The Geneva talks illuminated the shape of an interim agreement. Iran will not surrender the right it asserts to uranium enrichment, but will lower the level of enrichment from 20 per cent to 3 or 4 per cent. It will suspend work on its heavy water reactor in Arak – a potential source of plutonium – negotiate about the disposal of some of its existing stocks of enriched uranium, and accept intrusive international inspections.
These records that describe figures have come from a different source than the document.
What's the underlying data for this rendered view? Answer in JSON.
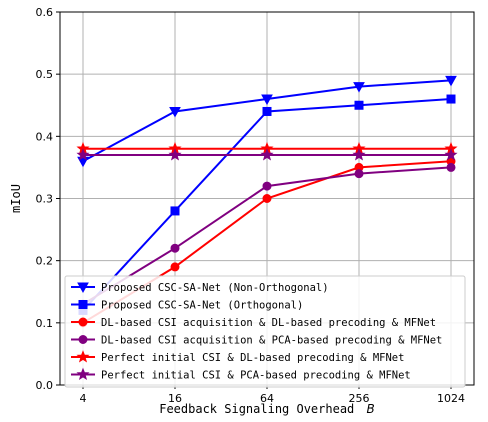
{
  "chart_data": {
    "type": "line",
    "title": "",
    "xlabel": "Feedback Signaling Overhead",
    "xlabel_symbol": "B",
    "ylabel": "mIoU",
    "categories": [
      "4",
      "16",
      "64",
      "256",
      "1024"
    ],
    "ylim": [
      0,
      0.6
    ],
    "yticks": [
      "0.0",
      "0.1",
      "0.2",
      "0.3",
      "0.4",
      "0.5",
      "0.6"
    ],
    "grid": true,
    "legend_position": "bottom-left",
    "series": [
      {
        "name": "Proposed CSC-SA-Net (Non-Orthogonal)",
        "color": "#0000ff",
        "marker": "triangle-down",
        "values": [
          0.36,
          0.44,
          0.46,
          0.48,
          0.49
        ]
      },
      {
        "name": "Proposed CSC-SA-Net (Orthogonal)",
        "color": "#0000ff",
        "marker": "square",
        "values": [
          0.12,
          0.28,
          0.44,
          0.45,
          0.46
        ]
      },
      {
        "name": "DL-based CSI acquisition & DL-based precoding & MFNet",
        "color": "#ff0000",
        "marker": "circle",
        "values": [
          0.1,
          0.19,
          0.3,
          0.35,
          0.36
        ]
      },
      {
        "name": "DL-based CSI acquisition & PCA-based precoding & MFNet",
        "color": "#800080",
        "marker": "circle",
        "values": [
          0.13,
          0.22,
          0.32,
          0.34,
          0.35
        ]
      },
      {
        "name": "Perfect initial CSI & DL-based precoding & MFNet",
        "color": "#ff0000",
        "marker": "star",
        "values": [
          0.38,
          0.38,
          0.38,
          0.38,
          0.38
        ]
      },
      {
        "name": "Perfect initial CSI & PCA-based precoding & MFNet",
        "color": "#800080",
        "marker": "star",
        "values": [
          0.37,
          0.37,
          0.37,
          0.37,
          0.37
        ]
      }
    ]
  }
}
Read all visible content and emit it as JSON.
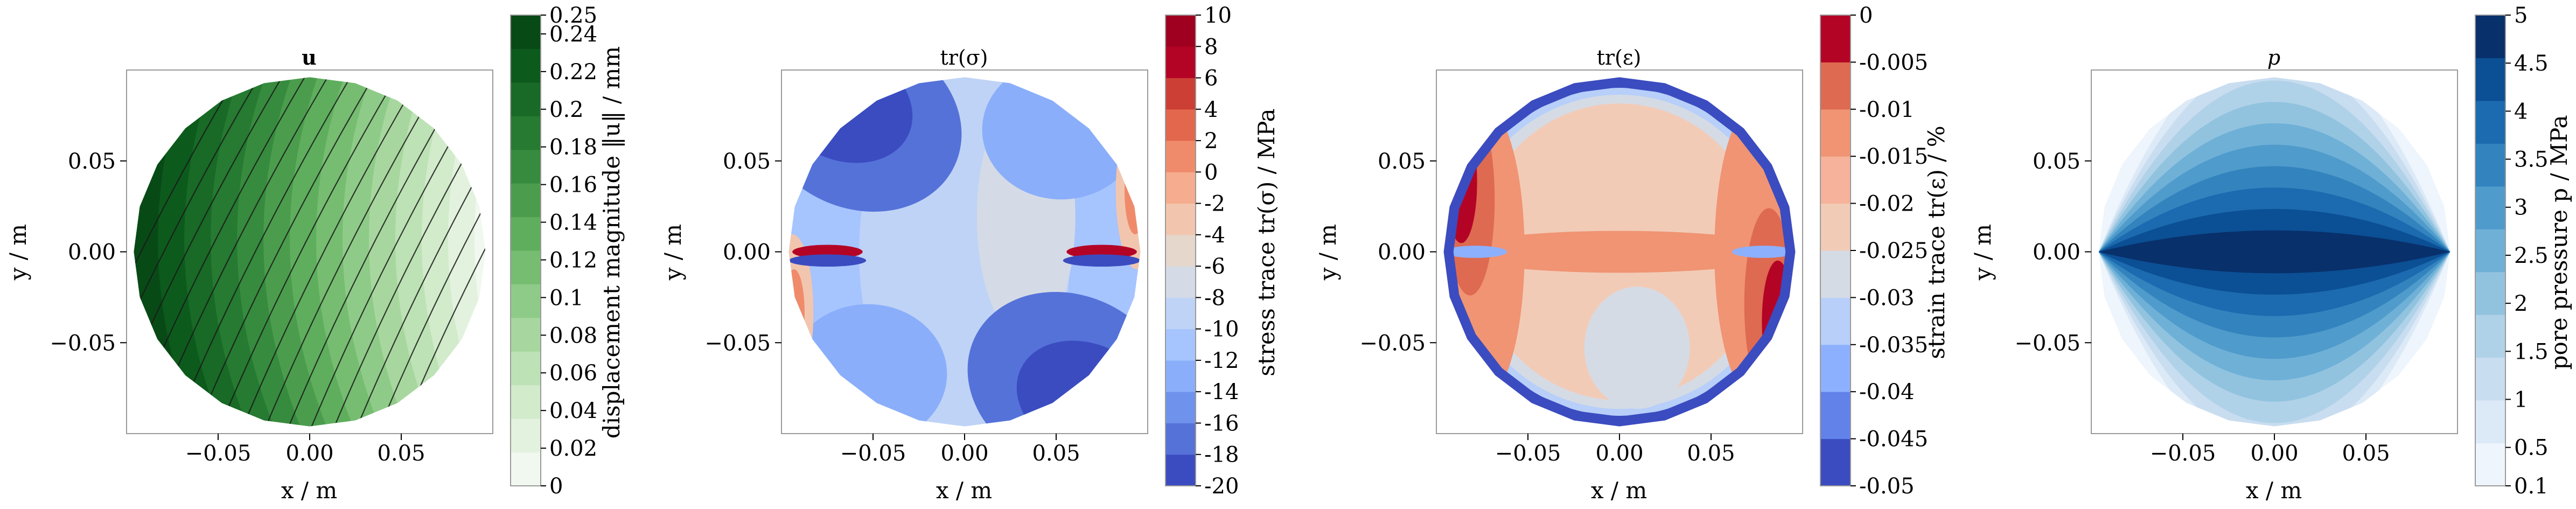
{
  "chart_data": [
    {
      "type": "contour",
      "title": "u",
      "xlabel": "x / m",
      "ylabel": "y / m",
      "xticks": [
        "−0.05",
        "0.00",
        "0.05"
      ],
      "yticks": [
        "0.05",
        "0.00",
        "−0.05"
      ],
      "xtick_values": [
        -0.05,
        0.0,
        0.05
      ],
      "ytick_values": [
        0.05,
        0.0,
        -0.05
      ],
      "xlim": [
        -0.1,
        0.1
      ],
      "ylim": [
        -0.1,
        0.1
      ],
      "streamlines": true,
      "colorbar": {
        "label": "displacement magnitude ‖u‖ / mm",
        "ticks": [
          "0.25",
          "0.24",
          "0.22",
          "0.2",
          "0.18",
          "0.16",
          "0.14",
          "0.12",
          "0.1",
          "0.08",
          "0.06",
          "0.04",
          "0.02",
          "0"
        ],
        "tick_values": [
          0.25,
          0.24,
          0.22,
          0.2,
          0.18,
          0.16,
          0.14,
          0.12,
          0.1,
          0.08,
          0.06,
          0.04,
          0.02,
          0
        ],
        "range": [
          0,
          0.25
        ],
        "colors": [
          "#f1f8ef",
          "#e3f2df",
          "#d2ebcb",
          "#bde2b5",
          "#a7d79e",
          "#8fcb88",
          "#76bd71",
          "#5fae5e",
          "#4b9d4d",
          "#378b3e",
          "#267a31",
          "#186a26",
          "#0d5a1d",
          "#084a16"
        ]
      }
    },
    {
      "type": "contour",
      "title": "tr(σ)",
      "xlabel": "x / m",
      "ylabel": "y / m",
      "xticks": [
        "−0.05",
        "0.00",
        "0.05"
      ],
      "yticks": [
        "0.05",
        "0.00",
        "−0.05"
      ],
      "xtick_values": [
        -0.05,
        0.0,
        0.05
      ],
      "ytick_values": [
        0.05,
        0.0,
        -0.05
      ],
      "xlim": [
        -0.1,
        0.1
      ],
      "ylim": [
        -0.1,
        0.1
      ],
      "colorbar": {
        "label": "stress trace tr(σ) / MPa",
        "ticks": [
          "10",
          "8",
          "6",
          "4",
          "2",
          "0",
          "-2",
          "-4",
          "-6",
          "-8",
          "-10",
          "-12",
          "-14",
          "-16",
          "-18",
          "-20"
        ],
        "tick_values": [
          10,
          8,
          6,
          4,
          2,
          0,
          -2,
          -4,
          -6,
          -8,
          -10,
          -12,
          -14,
          -16,
          -18,
          -20
        ],
        "range": [
          -20,
          10
        ],
        "colors": [
          "#3b4cc0",
          "#5572d9",
          "#6f92ed",
          "#8aaefa",
          "#a6c4fe",
          "#bfd3f6",
          "#d4dbe6",
          "#e6d7cc",
          "#f2c6ae",
          "#f6ac8e",
          "#ef8b6b",
          "#e2674d",
          "#cc3f35",
          "#b40426",
          "#a00020"
        ]
      }
    },
    {
      "type": "contour",
      "title": "tr(ε)",
      "xlabel": "x / m",
      "ylabel": "y / m",
      "xticks": [
        "−0.05",
        "0.00",
        "0.05"
      ],
      "yticks": [
        "0.05",
        "0.00",
        "−0.05"
      ],
      "xtick_values": [
        -0.05,
        0.0,
        0.05
      ],
      "ytick_values": [
        0.05,
        0.0,
        -0.05
      ],
      "xlim": [
        -0.1,
        0.1
      ],
      "ylim": [
        -0.1,
        0.1
      ],
      "colorbar": {
        "label": "strain trace tr(ε) / %",
        "ticks": [
          "0",
          "-0.005",
          "-0.01",
          "-0.015",
          "-0.02",
          "-0.025",
          "-0.03",
          "-0.035",
          "-0.04",
          "-0.045",
          "-0.05"
        ],
        "tick_values": [
          0,
          -0.005,
          -0.01,
          -0.015,
          -0.02,
          -0.025,
          -0.03,
          -0.035,
          -0.04,
          -0.045,
          -0.05
        ],
        "range": [
          -0.05,
          0
        ],
        "colors": [
          "#3b4cc0",
          "#6282ea",
          "#8db0fe",
          "#b7cff9",
          "#d5dbe5",
          "#f2cbb7",
          "#f6b29a",
          "#f09473",
          "#de6a51",
          "#b40426"
        ]
      }
    },
    {
      "type": "contour",
      "title": "p",
      "xlabel": "x / m",
      "ylabel": "y / m",
      "xticks": [
        "−0.05",
        "0.00",
        "0.05"
      ],
      "yticks": [
        "0.05",
        "0.00",
        "−0.05"
      ],
      "xtick_values": [
        -0.05,
        0.0,
        0.05
      ],
      "ytick_values": [
        0.05,
        0.0,
        -0.05
      ],
      "xlim": [
        -0.1,
        0.1
      ],
      "ylim": [
        -0.1,
        0.1
      ],
      "colorbar": {
        "label": "pore pressure p / MPa",
        "ticks": [
          "5",
          "4.5",
          "4",
          "3.5",
          "3",
          "2.5",
          "2",
          "1.5",
          "1",
          "0.5",
          "0.1"
        ],
        "tick_values": [
          5,
          4.5,
          4,
          3.5,
          3,
          2.5,
          2,
          1.5,
          1,
          0.5,
          0.1
        ],
        "range": [
          0.1,
          5
        ],
        "colors": [
          "#eef5fc",
          "#dce9f6",
          "#c9ddf0",
          "#b0d2e8",
          "#91c3df",
          "#6fb0d7",
          "#4f9bcb",
          "#3383be",
          "#1c6aaf",
          "#0b4f94",
          "#08306b"
        ]
      }
    }
  ]
}
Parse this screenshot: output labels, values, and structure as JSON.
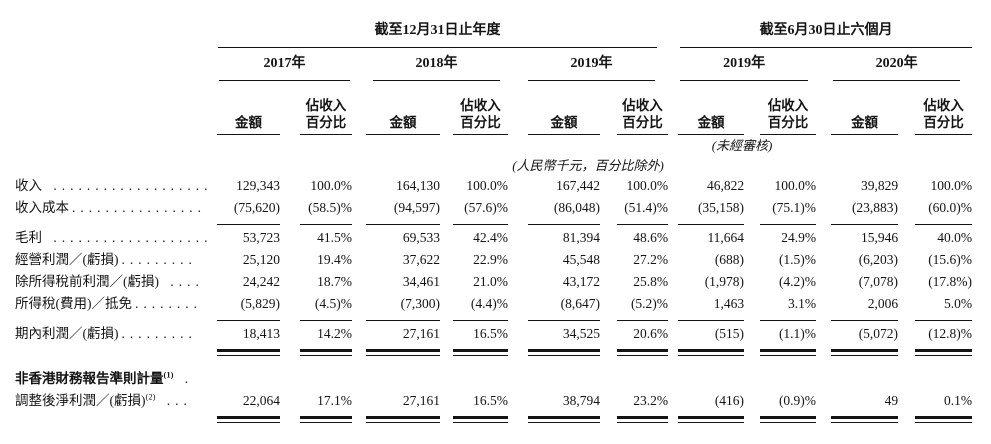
{
  "meta": {
    "background_color": "#ffffff",
    "text_color": "#141414",
    "rule_color": "#141414"
  },
  "header": {
    "annual_period_title": "截至12月31日止年度",
    "interim_period_title": "截至6月30日止六個月",
    "annual_years": [
      "2017年",
      "2018年",
      "2019年"
    ],
    "interim_years": [
      "2019年",
      "2020年"
    ],
    "amount_header": "金額",
    "pct_header_line1": "佔收入",
    "pct_header_line2": "百分比",
    "unaudited_note": "(未經審核)",
    "unit_note": "(人民幣千元，百分比除外)"
  },
  "rows": [
    {
      "label": "收入",
      "sup": "",
      "dots": " ...................",
      "bold": false,
      "space_before": false,
      "rule_after": "none",
      "values": [
        "129,343",
        "100.0%",
        "164,130",
        "100.0%",
        "167,442",
        "100.0%",
        "46,822",
        "100.0%",
        "39,829",
        "100.0%"
      ]
    },
    {
      "label": "收入成本",
      "sup": "",
      "dots": "................",
      "bold": false,
      "space_before": false,
      "rule_after": "single",
      "values": [
        "(75,620)",
        "(58.5)%",
        "(94,597)",
        "(57.6)%",
        "(86,048)",
        "(51.4)%",
        "(35,158)",
        "(75.1)%",
        "(23,883)",
        "(60.0)%"
      ]
    },
    {
      "label": "毛利",
      "sup": "",
      "dots": " ...................",
      "bold": false,
      "space_before": false,
      "rule_after": "none",
      "values": [
        "53,723",
        "41.5%",
        "69,533",
        "42.4%",
        "81,394",
        "48.6%",
        "11,664",
        "24.9%",
        "15,946",
        "40.0%"
      ]
    },
    {
      "label": "經營利潤／(虧損)",
      "sup": "",
      "dots": ".........",
      "bold": false,
      "space_before": false,
      "rule_after": "none",
      "values": [
        "25,120",
        "19.4%",
        "37,622",
        "22.9%",
        "45,548",
        "27.2%",
        "(688)",
        "(1.5)%",
        "(6,203)",
        "(15.6)%"
      ]
    },
    {
      "label": "除所得稅前利潤／(虧損)",
      "sup": "",
      "dots": " ....",
      "bold": false,
      "space_before": false,
      "rule_after": "none",
      "values": [
        "24,242",
        "18.7%",
        "34,461",
        "21.0%",
        "43,172",
        "25.8%",
        "(1,978)",
        "(4.2)%",
        "(7,078)",
        "(17.8%)"
      ]
    },
    {
      "label": "所得稅(費用)／抵免",
      "sup": "",
      "dots": "........",
      "bold": false,
      "space_before": false,
      "rule_after": "single",
      "values": [
        "(5,829)",
        "(4.5)%",
        "(7,300)",
        "(4.4)%",
        "(8,647)",
        "(5.2)%",
        "1,463",
        "3.1%",
        "2,006",
        "5.0%"
      ]
    },
    {
      "label": "期內利潤／(虧損)",
      "sup": "",
      "dots": ".........",
      "bold": false,
      "space_before": false,
      "rule_after": "double",
      "values": [
        "18,413",
        "14.2%",
        "27,161",
        "16.5%",
        "34,525",
        "20.6%",
        "(515)",
        "(1.1)%",
        "(5,072)",
        "(12.8)%"
      ]
    },
    {
      "label": "非香港財務報告準則計量",
      "sup": "(1)",
      "dots": " .",
      "bold": true,
      "space_before": true,
      "rule_after": "none",
      "values": [
        "",
        "",
        "",
        "",
        "",
        "",
        "",
        "",
        "",
        ""
      ]
    },
    {
      "label": "調整後淨利潤／(虧損)",
      "sup": "(2)",
      "dots": " ...",
      "bold": false,
      "space_before": false,
      "rule_after": "double",
      "values": [
        "22,064",
        "17.1%",
        "27,161",
        "16.5%",
        "38,794",
        "23.2%",
        "(416)",
        "(0.9)%",
        "49",
        "0.1%"
      ]
    }
  ]
}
A debate between the six powers about the strength and credibility of such pledges is inevitable, as is an argument with Tehran about the speed and scope of a run down of sanctions.
If there is an agreement when talks resume later this month, it will not satisfy hardliners on either side. The challenges to Mr Obama from those in Washington who think the US should be ready to start another Middle East war will be mirrored by opposition from the more reactionary elements in Tehran to any concessions to the “Great Satan”. Sad to say, Mr Obama does not have a great record in winning arguments in Congress, while no one really knows the limits of Ayatollah Khamenei’s negotiating flexibility.
So far Mr Netanyahu’s government, in tune with the Gulf states, has had nothing to say beyond denouncing any deal. The message from Israel and from Saudi Arabia, its ally on this, is that Iran must be kept in a permanent state of isolated enfeeblement, lest it re-emerge as the region’s most powerful actor. They point to Tehran’s support for Hizbollah and for the murderous Assad regime in Syria.
The interests of almost everyone else are otherwise. Not to be tricked by smooth talking into making it easier for Iran to acquire the bomb, but to open a well-policed pathway that would allow it eventually to rejoin the community of nations. There is no guarantee this strategy will work even if an interim accord is reached during the second round of talks, but, to paraphrase a famous British statesman, it is better than all the alternatives.